Stranger than Fiction: Real History

Sounds like she didn't want to get married and did anyway. My take away was, "Why did she bother?"

Lol, yes, she appears to have had a different idea about marriage than you or me. But, I get the sense she didn't do anything she didn't want to do. In any case, whatever they had worked for them. They stayed married until she went missing.
 
In 1947, Sen. Richard Russell Jr. of Georgia proposed that England, Scotland, Ireland and Wales should become four new states of the United States of America. He may have been the only person on earth who thought this was a good idea.

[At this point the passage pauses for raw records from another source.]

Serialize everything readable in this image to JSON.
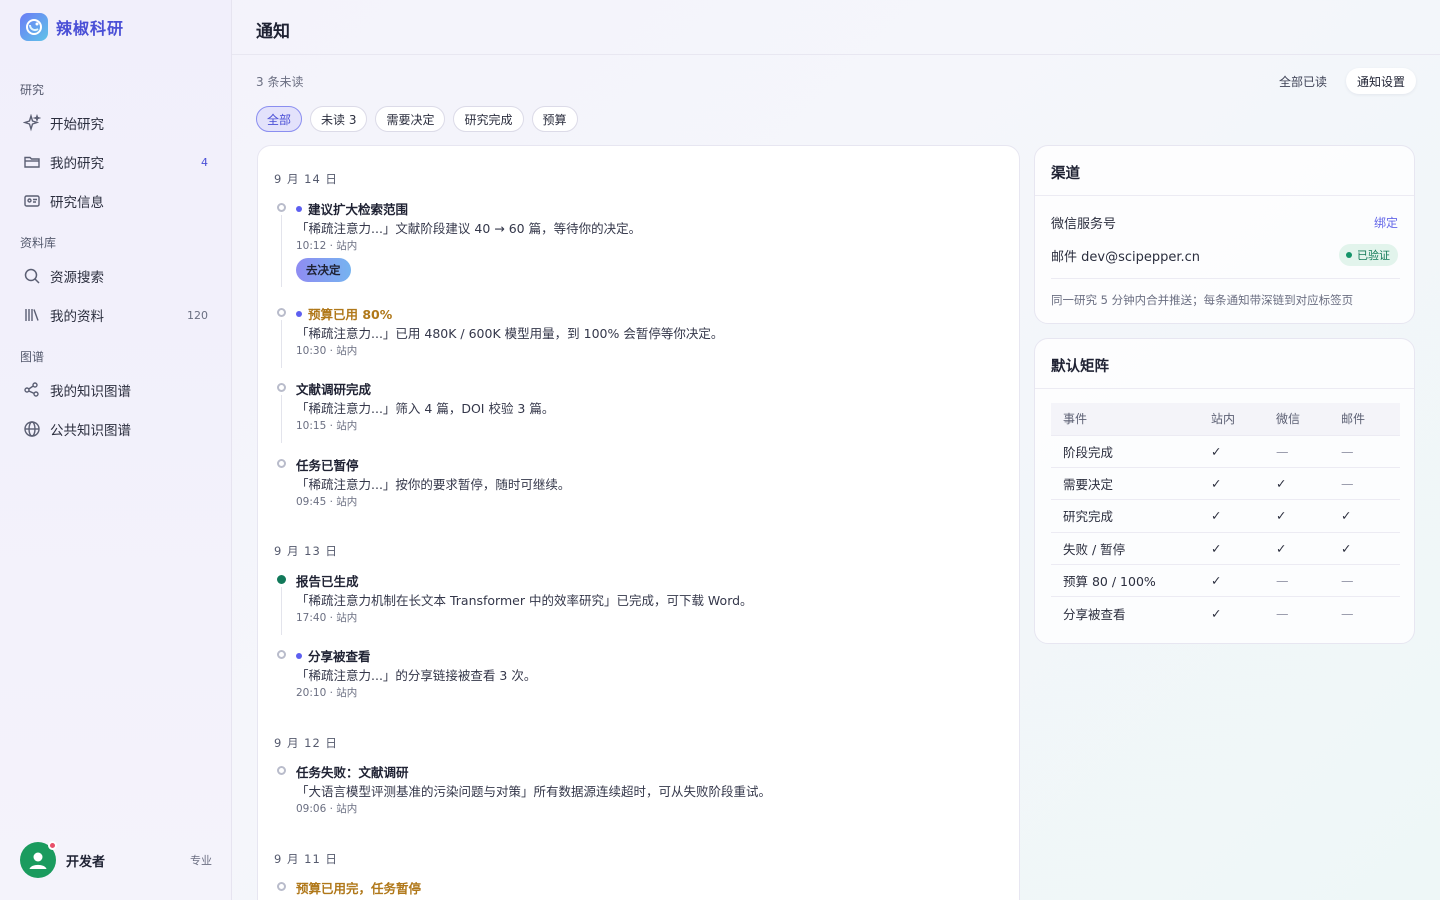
{
  "brand": {
    "name": "辣椒科研"
  },
  "sidebar": {
    "sections": [
      {
        "label": "研究"
      },
      {
        "label": "资料库"
      },
      {
        "label": "图谱"
      }
    ],
    "items": [
      {
        "label": "开始研究",
        "icon": "sparkles-icon"
      },
      {
        "label": "我的研究",
        "icon": "folder-icon",
        "count": "4"
      },
      {
        "label": "研究信息",
        "icon": "id-card-icon"
      },
      {
        "label": "资源搜索",
        "icon": "search-icon"
      },
      {
        "label": "我的资料",
        "icon": "library-icon",
        "count": "120"
      },
      {
        "label": "我的知识图谱",
        "icon": "graph-icon"
      },
      {
        "label": "公共知识图谱",
        "icon": "globe-icon"
      }
    ],
    "user": {
      "name": "开发者",
      "plan": "专业"
    }
  },
  "header": {
    "title": "通知",
    "unread_summary": "3 条未读",
    "mark_all_read": "全部已读",
    "settings": "通知设置"
  },
  "filters": [
    {
      "label": "全部",
      "active": true
    },
    {
      "label": "未读 3"
    },
    {
      "label": "需要决定"
    },
    {
      "label": "研究完成"
    },
    {
      "label": "预算"
    }
  ],
  "feed": {
    "days": [
      {
        "label": "9 月 14 日"
      },
      {
        "label": "9 月 13 日"
      },
      {
        "label": "9 月 12 日"
      },
      {
        "label": "9 月 11 日"
      }
    ],
    "items": [
      {
        "title": "建议扩大检索范围",
        "desc": "「稀疏注意力...」文献阶段建议 40 → 60 篇，等待你的决定。",
        "meta": "10:12 · 站内",
        "unread": true,
        "action": "去决定"
      },
      {
        "title": "预算已用 80%",
        "desc": "「稀疏注意力...」已用 480K / 600K 模型用量，到 100% 会暂停等你决定。",
        "meta": "10:30 · 站内",
        "unread": true,
        "warn": true
      },
      {
        "title": "文献调研完成",
        "desc": "「稀疏注意力...」筛入 4 篇，DOI 校验 3 篇。",
        "meta": "10:15 · 站内"
      },
      {
        "title": "任务已暂停",
        "desc": "「稀疏注意力...」按你的要求暂停，随时可继续。",
        "meta": "09:45 · 站内"
      },
      {
        "title": "报告已生成",
        "desc": "「稀疏注意力机制在长文本 Transformer 中的效率研究」已完成，可下载 Word。",
        "meta": "17:40 · 站内",
        "filled": true
      },
      {
        "title": "分享被查看",
        "desc": "「稀疏注意力...」的分享链接被查看 3 次。",
        "meta": "20:10 · 站内",
        "unread": true
      },
      {
        "title": "任务失败：文献调研",
        "desc": "「大语言模型评测基准的污染问题与对策」所有数据源连续超时，可从失败阶段重试。",
        "meta": "09:06 · 站内"
      },
      {
        "title": "预算已用完，任务暂停",
        "desc": "",
        "meta": "",
        "warn": true
      }
    ]
  },
  "channels": {
    "title": "渠道",
    "wechat_label": "微信服务号",
    "wechat_action": "绑定",
    "email_label": "邮件 dev@scipepper.cn",
    "email_status": "已验证",
    "note": "同一研究 5 分钟内合并推送；每条通知带深链到对应标签页"
  },
  "matrix": {
    "title": "默认矩阵",
    "headers": [
      "事件",
      "站内",
      "微信",
      "邮件"
    ],
    "rows": [
      {
        "event": "阶段完成",
        "cells": [
          "✓",
          "—",
          "—"
        ]
      },
      {
        "event": "需要决定",
        "cells": [
          "✓",
          "✓",
          "—"
        ]
      },
      {
        "event": "研究完成",
        "cells": [
          "✓",
          "✓",
          "✓"
        ]
      },
      {
        "event": "失败 / 暂停",
        "cells": [
          "✓",
          "✓",
          "✓"
        ]
      },
      {
        "event": "预算 80 / 100%",
        "cells": [
          "✓",
          "—",
          "—"
        ]
      },
      {
        "event": "分享被查看",
        "cells": [
          "✓",
          "—",
          "—"
        ]
      }
    ]
  },
  "colors": {
    "accent": "#4a4fd6",
    "unread": "#5d5ff0",
    "warn": "#b0781a",
    "success": "#12795a"
  }
}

Normally this would be laughed off as the ravings of a crackpot, but he was a U.S. Senator, so the media reported on it. Press reports from 1947 note that the British received the idea "coldly". Think absolute zero.

Of course, they didn't just launch into a tirade of expletives. The British are much too sophisticated for such a coarse response. So rather than condemn Senator Russell, the plucky Brits simply pointed out that Georgia still owed money borrowed from the British during the Civil War.

It was the perfect retort. Russell assumed that America held the upper hand because the US just bailed out Britain in World War II. He had forgotten that England had spent millions to help the South in the war between the states ... and that money was never repaid.

So maybe this whole thing was backward? Perhaps Georgia should've been added to the United Kingdom. ;)

As the rhetoric escalated, Southerners claimed they really didn't owe anything because the Civil War debts were payable in Confederate dollars ... and since the Confederacy didn't exist any more, they were off the hook. This sounds like the reasoning that a really shonky lawyer would use.

Fortunately, after a brief flurry in the spring of 1947, the whole UK statehood idea died an appropriate death.

(from "Lost States" by Michael J. Trinklein, 2010. A hilarious and informative book, telling the stories of states that never made it) :)
 
the plucky Brits simply pointed out that Georgia still owed money borrowed from the British during the Civil War.

I am highly skeptical that the UK government financially supported the South in the Civil War. I couldn't find anything about this online. Have you got any independent source to back up Trinklein's claim?

It seems the official position of the UK was one of neutrality.